HANGİSİ DAHA ZOR
1 Şubat 2019, CumaTweet |
Merhaba Denge Gazetesi Okurları;
Sizlerle, hayatımda önemli yeri olan bir anımı paylaşmak istiyorum. Yaklaşık 10 yıl önce yaşanan bir olay. Görev yaptığım yerde nöbetçiydim. Görev yaptığım yer bir sosyal tesisti. Saat 22:30 sıralarında etrafı kontrol etmek için dışarıya çıktım. Fakat, çok yüksek bir sesin geldiğini fark ettim. O saatte ne askerlerin ne de dışarıdan bir misafirin olması mümkün değildi. Bakmak için yukarıya çıktığımda ise, arabesk bir müzik çalıyordu. Fakat yine de kimseyi göremiyordum. Salonun ortasına geldiğimde, en uç köşede bulunan masada birinin oturduğunu gördüm. Yanına gittiğimde ise yorgun bir halde ayağa kalkmaya çalışırken, omuza bastırarak, kalkmamasını sağladım. Bu kişi görev yaptığım yerde vatani görevini yapmak için gelen ve tezkeresine az kalmış bir kardeşimiz.
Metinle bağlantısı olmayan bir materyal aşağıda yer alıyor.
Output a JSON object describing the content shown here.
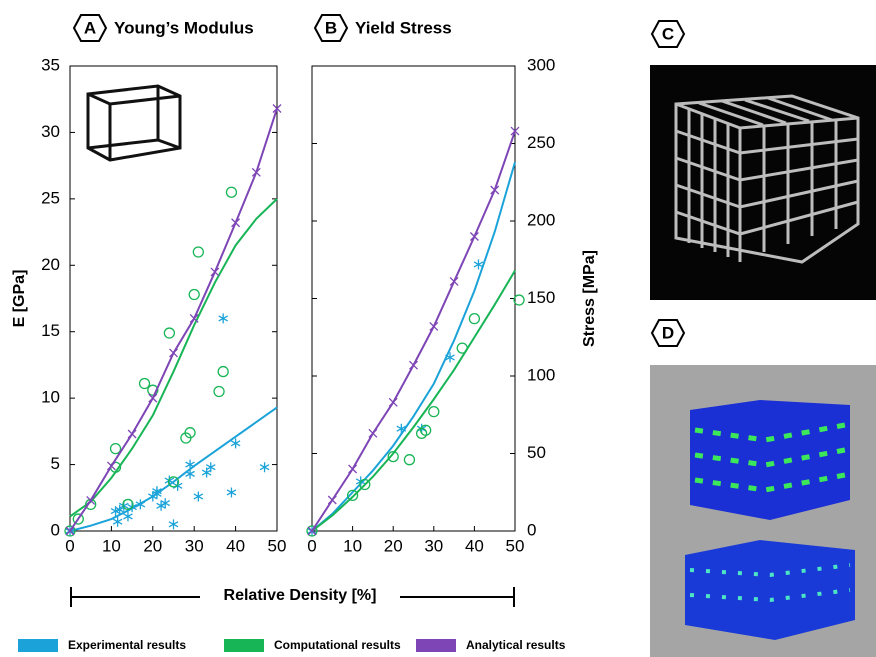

Kendisini anlamak için önce konunun ne olduğunu öğrenmek istedim.
Sizlere kardeşimizin kimlik bilgilerini vermeyeceğim. Çünkü, bu olayı ona zarar gelmemesi için kimseye anlatmadım.
Vatani görevini yapmak üzere ailesi ve sevdiklerini bırakıp çok sevdiği askerliği yapmak için birliğine teslim olan ve birliğine yeni katıldığı dönemde babasını kaybetmiş, askerliğinin bitmesine yakın bir dönemde ise nişanlısı kendi amcasının oğlu ile evlenerek, büyük yıkımlar yaşamasına neden olmuş bir kardeşimizdir. Bunları yaşayan, hatta daha fazlasını yaşayan başka insanlar muhakkak vardır. Ama gurbette olan birinin yaşaması daha zor. Babasının vefatı ile ilgili yapılabilecek hiç bir şey olmadığı gibi, eski nişanlısının başka bir kişiyle evlenmesi ile ilgili de hiç bir şey yapılamaz. Yapılabilecek tek bir şey var, o da hayata farklı yönden yaklaşarak mutlu olabilmektir.
Peki hangisi daha zor, gurbette ailesinden birini kaybetmek mi, yoksa sevdiği insanın başkası ile evlenmesi mi daha zordur?
Bahse konu kardeşimizin, o akşam ağır cezalar alabileceği bir çok davranışı vardı. Peki ceza alması neyi değiştirecekti. Ceza vermek veya kızmak her zaman basit değil midir? Bence bu şekilde davranmak, en kolayına kaçmaktır.
Vatani görevini tamamladıktan bir kaç ay sonra, memleketine dönen kardeşimizle yaptığım görüşmede, yeni bir başlangıç yaptığını, aile ve iş hayatına farklı yön vererek güzel gelişmelerin olduğunu söylemesi, benim çok daha büyük mutluluk oldu.
Değerli Denge Gazetesi okurları, bir sonraki yazımda görüşünceye dek, şimdilik hoşça kalın.